Participants enrolled in the study are 18 years old and above. The study, which will take place at 25 locations across the United States.
The Phase 2 study will assess the safety and antiviral efficacy of an oral weekly regimen of Merck’s investigational nucleoside reverse transcriptase translocation inhibitor, islatravir, combined with Gilead’s investigational capsid inhibitor, lenacapavir.
The proportion of study participants with an HIV-1 RNA viral load of 50 c/mL at Week 24 is the primary endpoint.
According to the companies, both islatravir and lenacapavir have long half-lives and have shown activity at low doses in independent clinical studies.
“Partnerships and collaborations are critical to continuing the tremendous progress that has been made toward ending the HIV epidemic,” said Jared Baeten, MD, PhD, Vice President, HIV Clinical Development, Gilead Sciences.

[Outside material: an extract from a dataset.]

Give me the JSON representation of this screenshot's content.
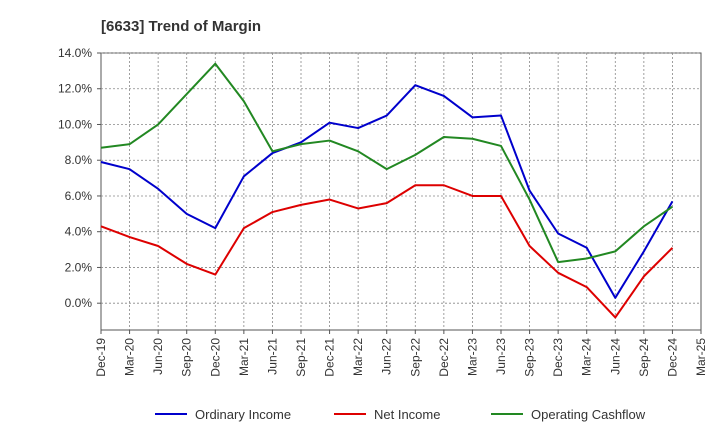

“This innovative research collaboration builds on the efforts of both companies to help make the end of the epidemic a reality through continued scientific advances in HIV. Initiating the trial represents an important step forward toward our goal of offering long-acting options that can help address the differentiated needs and preferences of the diverse range of people living with HIV.”
Merck and Gilead announced a collaboration in March 2021 to build on their legacies of transforming HIV care by focusing on long-acting therapies, which could represent a significant innovation in HIV drug development.
Both islatravir and lenacapavir have long half-lives and have shown activity at low doses in independent clinical studies, supporting their development as an investigational combination regimen with long-acting oral and injectable formulations.
While daily, single tablet oral regimens are available for people living with HIV, oral or injectable regimen options that allow for less frequent dosing have the potential to address preference concerns as well as stigma, adherence, and privacy issues.
Lenacapavir and islatravir, both alone and in combination, are investigational and have not been approved anywhere in the world. Their safety and efficacy have yet to be proven. Currently, there is no cure for HIV or AIDS.